Deajit daba sorbos a su copa de vino y escuchaba lo que se decía abajo. Por la galería deambulaba otro puñado de sacerdotes que observaban o hablaban entre sí en susurros. Ché recordó la misión que lo había llevado hasta allí y puso cuidado en no tocar su vino ni lamerse los labios.

Sus ojos se entretuvieron inconscientemente en los detalles del mapa, pues era un enamorado de ellos.

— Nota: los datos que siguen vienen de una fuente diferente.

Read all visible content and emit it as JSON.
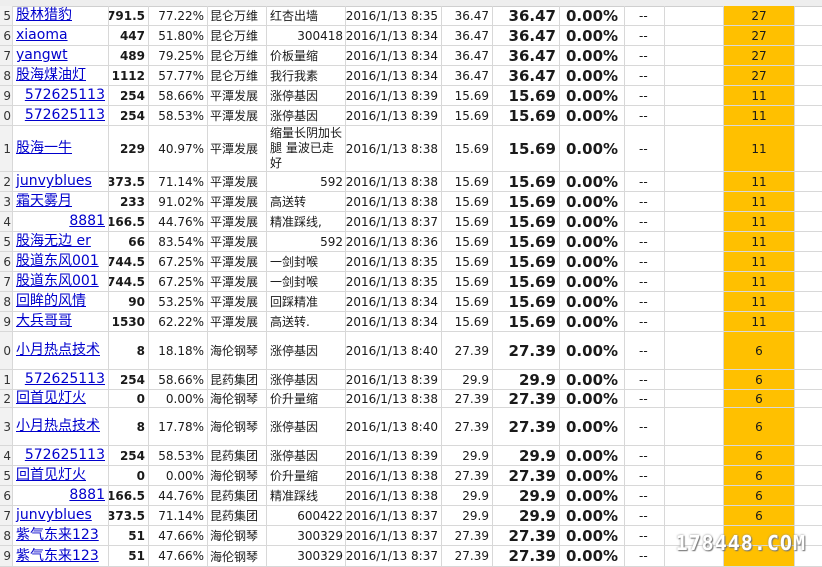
{
  "rows": [
    {
      "rn": "5",
      "name": "股林猎豹",
      "score": "791.5",
      "pct": "77.22%",
      "sector": "昆仑万维",
      "reason": "红杏出墙",
      "time": "2016/1/13 8:35",
      "price": "36.47",
      "close": "36.47",
      "chg": "0.00%",
      "dash": "--",
      "badge": "27"
    },
    {
      "rn": "6",
      "name": "xiaoma",
      "score": "447",
      "pct": "51.80%",
      "sector": "昆仑万维",
      "reason": "300418",
      "time": "2016/1/13 8:34",
      "price": "36.47",
      "close": "36.47",
      "chg": "0.00%",
      "dash": "--",
      "badge": "27"
    },
    {
      "rn": "7",
      "name": "yangwt",
      "score": "489",
      "pct": "79.25%",
      "sector": "昆仑万维",
      "reason": "价板量缩",
      "time": "2016/1/13 8:34",
      "price": "36.47",
      "close": "36.47",
      "chg": "0.00%",
      "dash": "--",
      "badge": "27"
    },
    {
      "rn": "8",
      "name": "股海煤油灯",
      "score": "1112",
      "pct": "57.77%",
      "sector": "昆仑万维",
      "reason": "我行我素",
      "time": "2016/1/13 8:34",
      "price": "36.47",
      "close": "36.47",
      "chg": "0.00%",
      "dash": "--",
      "badge": "27"
    },
    {
      "rn": "9",
      "name": "572625113",
      "score": "254",
      "pct": "58.66%",
      "sector": "平潭发展",
      "reason": "涨停基因",
      "time": "2016/1/13 8:39",
      "price": "15.69",
      "close": "15.69",
      "chg": "0.00%",
      "dash": "--",
      "badge": "11"
    },
    {
      "rn": "0",
      "name": "572625113",
      "score": "254",
      "pct": "58.53%",
      "sector": "平潭发展",
      "reason": "涨停基因",
      "time": "2016/1/13 8:39",
      "price": "15.69",
      "close": "15.69",
      "chg": "0.00%",
      "dash": "--",
      "badge": "11"
    },
    {
      "rn": "1",
      "name": "股海一牛",
      "score": "229",
      "pct": "40.97%",
      "sector": "平潭发展",
      "reason": "缩量长阴加长腿 量波已走好",
      "time": "2016/1/13 8:38",
      "price": "15.69",
      "close": "15.69",
      "chg": "0.00%",
      "dash": "--",
      "badge": "11"
    },
    {
      "rn": "2",
      "name": "junvyblues",
      "score": "373.5",
      "pct": "71.14%",
      "sector": "平潭发展",
      "reason": "592",
      "time": "2016/1/13 8:38",
      "price": "15.69",
      "close": "15.69",
      "chg": "0.00%",
      "dash": "--",
      "badge": "11"
    },
    {
      "rn": "3",
      "name": "霜天雾月",
      "score": "233",
      "pct": "91.02%",
      "sector": "平潭发展",
      "reason": "高送转",
      "time": "2016/1/13 8:38",
      "price": "15.69",
      "close": "15.69",
      "chg": "0.00%",
      "dash": "--",
      "badge": "11"
    },
    {
      "rn": "4",
      "name": "8881",
      "score": "166.5",
      "pct": "44.76%",
      "sector": "平潭发展",
      "reason": "精准踩线,",
      "time": "2016/1/13 8:37",
      "price": "15.69",
      "close": "15.69",
      "chg": "0.00%",
      "dash": "--",
      "badge": "11"
    },
    {
      "rn": "5",
      "name": "股海无边 er",
      "score": "66",
      "pct": "83.54%",
      "sector": "平潭发展",
      "reason": "592",
      "time": "2016/1/13 8:36",
      "price": "15.69",
      "close": "15.69",
      "chg": "0.00%",
      "dash": "--",
      "badge": "11"
    },
    {
      "rn": "6",
      "name": "股道东风001",
      "score": "744.5",
      "pct": "67.25%",
      "sector": "平潭发展",
      "reason": "一剑封喉",
      "time": "2016/1/13 8:35",
      "price": "15.69",
      "close": "15.69",
      "chg": "0.00%",
      "dash": "--",
      "badge": "11"
    },
    {
      "rn": "7",
      "name": "股道东风001",
      "score": "744.5",
      "pct": "67.25%",
      "sector": "平潭发展",
      "reason": "一剑封喉",
      "time": "2016/1/13 8:35",
      "price": "15.69",
      "close": "15.69",
      "chg": "0.00%",
      "dash": "--",
      "badge": "11"
    },
    {
      "rn": "8",
      "name": "回眸的风情",
      "score": "90",
      "pct": "53.25%",
      "sector": "平潭发展",
      "reason": "回踩精准",
      "time": "2016/1/13 8:34",
      "price": "15.69",
      "close": "15.69",
      "chg": "0.00%",
      "dash": "--",
      "badge": "11"
    },
    {
      "rn": "9",
      "name": "大兵哥哥",
      "score": "1530",
      "pct": "62.22%",
      "sector": "平潭发展",
      "reason": "高送转.",
      "time": "2016/1/13 8:34",
      "price": "15.69",
      "close": "15.69",
      "chg": "0.00%",
      "dash": "--",
      "badge": "11"
    },
    {
      "rn": "0",
      "name": "小月热点技术",
      "score": "8",
      "pct": "18.18%",
      "sector": "海伦钢琴",
      "reason": "涨停基因",
      "time": "2016/1/13 8:40",
      "price": "27.39",
      "close": "27.39",
      "chg": "0.00%",
      "dash": "--",
      "badge": "6"
    },
    {
      "rn": "1",
      "name": "572625113",
      "score": "254",
      "pct": "58.66%",
      "sector": "昆药集团",
      "reason": "涨停基因",
      "time": "2016/1/13 8:39",
      "price": "29.9",
      "close": "29.9",
      "chg": "0.00%",
      "dash": "--",
      "badge": "6"
    },
    {
      "rn": "2",
      "name": "回首见灯火",
      "score": "0",
      "pct": "0.00%",
      "sector": "海伦钢琴",
      "reason": "价升量缩",
      "time": "2016/1/13 8:38",
      "price": "27.39",
      "close": "27.39",
      "chg": "0.00%",
      "dash": "--",
      "badge": "6"
    },
    {
      "rn": "3",
      "name": "小月热点技术",
      "score": "8",
      "pct": "17.78%",
      "sector": "海伦钢琴",
      "reason": "涨停基因",
      "time": "2016/1/13 8:40",
      "price": "27.39",
      "close": "27.39",
      "chg": "0.00%",
      "dash": "--",
      "badge": "6"
    },
    {
      "rn": "4",
      "name": "572625113",
      "score": "254",
      "pct": "58.53%",
      "sector": "昆药集团",
      "reason": "涨停基因",
      "time": "2016/1/13 8:39",
      "price": "29.9",
      "close": "29.9",
      "chg": "0.00%",
      "dash": "--",
      "badge": "6"
    },
    {
      "rn": "5",
      "name": "回首见灯火",
      "score": "0",
      "pct": "0.00%",
      "sector": "海伦钢琴",
      "reason": "价升量缩",
      "time": "2016/1/13 8:38",
      "price": "27.39",
      "close": "27.39",
      "chg": "0.00%",
      "dash": "--",
      "badge": "6"
    },
    {
      "rn": "6",
      "name": "8881",
      "score": "166.5",
      "pct": "44.76%",
      "sector": "昆药集团",
      "reason": "精准踩线",
      "time": "2016/1/13 8:38",
      "price": "29.9",
      "close": "29.9",
      "chg": "0.00%",
      "dash": "--",
      "badge": "6"
    },
    {
      "rn": "7",
      "name": "junvyblues",
      "score": "373.5",
      "pct": "71.14%",
      "sector": "昆药集团",
      "reason": "600422",
      "time": "2016/1/13 8:37",
      "price": "29.9",
      "close": "29.9",
      "chg": "0.00%",
      "dash": "--",
      "badge": "6"
    },
    {
      "rn": "8",
      "name": "紫气东来123",
      "score": "51",
      "pct": "47.66%",
      "sector": "海伦钢琴",
      "reason": "300329",
      "time": "2016/1/13 8:37",
      "price": "27.39",
      "close": "27.39",
      "chg": "0.00%",
      "dash": "--",
      "badge": ""
    },
    {
      "rn": "9",
      "name": "紫气东来123",
      "score": "51",
      "pct": "47.66%",
      "sector": "海伦钢琴",
      "reason": "300329",
      "time": "2016/1/13 8:37",
      "price": "27.39",
      "close": "27.39",
      "chg": "0.00%",
      "dash": "--",
      "badge": ""
    }
  ],
  "watermark": "178448.COM",
  "colors": {
    "link": "#0000cc",
    "highlight": "#ffc000",
    "grid": "#d8d8d8"
  }
}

Ché se fijó en la preponderancia del color blanco que representaba las naciones bajo dominio de Mann; una blancura que se había extendido por la mayor parte del mundo conocido como un manto de hielo. Luego observó las motas de un color rosa más cálido de quienes todavía oponían resistencia: la Liga de los Puertos Libres, en la costa sur del Midères, aislada y sola. Zanzahar y el Califato alhazií en el este, únicos proveedores de pólvora procedente de las misteriosas e ignotas tierras de las Islas del Cielo: los diminutos y primitivos reinos montañosos de los Aradères y del Alto Pash.

Ché sabía que muy pronto estaría adentrándose en una de esas naciones de color carne, formando parte de una fuerza invasora con la misión de derrotar a un pueblo al que el imperio había catalogado como uno de sus enemigos más peligrosos. Sin embargo, Ché sospechaba que el asunto tenía más que ver con la riqueza mineral y agrícola del lugar que con la amenaza real que pudiera suponer, por no mencionar la arrogancia de la que hacían gala sus habitantes con su desafío a la ideología de Mann. Aun así significaba una ocasión para escapar del confinamiento en Q’os, de todo el fanatismo, la paranoia y las luchas por el poder que constituían una parte esencial de la vida en la capital imperial, así como de los asesinatos menores que se habían convertido en habituales.

Se volvió hacia la ventana que había en la pared de enfrente, a la altura de la galería, y su mirada recorrió la zona norte de la metrópoli dormida de Q’os. Un par de aeronaves aparecían en el cuadro, estriando el cielo estrellado con las estelas de fuego y humo que despedían los tubos de sus propulsores. Bajo ellas se extendía la isla ciudad, como la huella descomunal de una mano cubierta de luces brillantes, una costa transformada por el hombre a los pies del edredón negro del mar.

Ché trazó con el dedo el perfil de la isla con forma de mano hasta que su atención se detuvo en el Primer Puerto, en la ensenada que se extendía entre los dedos pulgar e índice de la isla y donde los faroles de la flota que lo llevaría a la guerra en cuanto se diera la orden brillaban en la oscuridad.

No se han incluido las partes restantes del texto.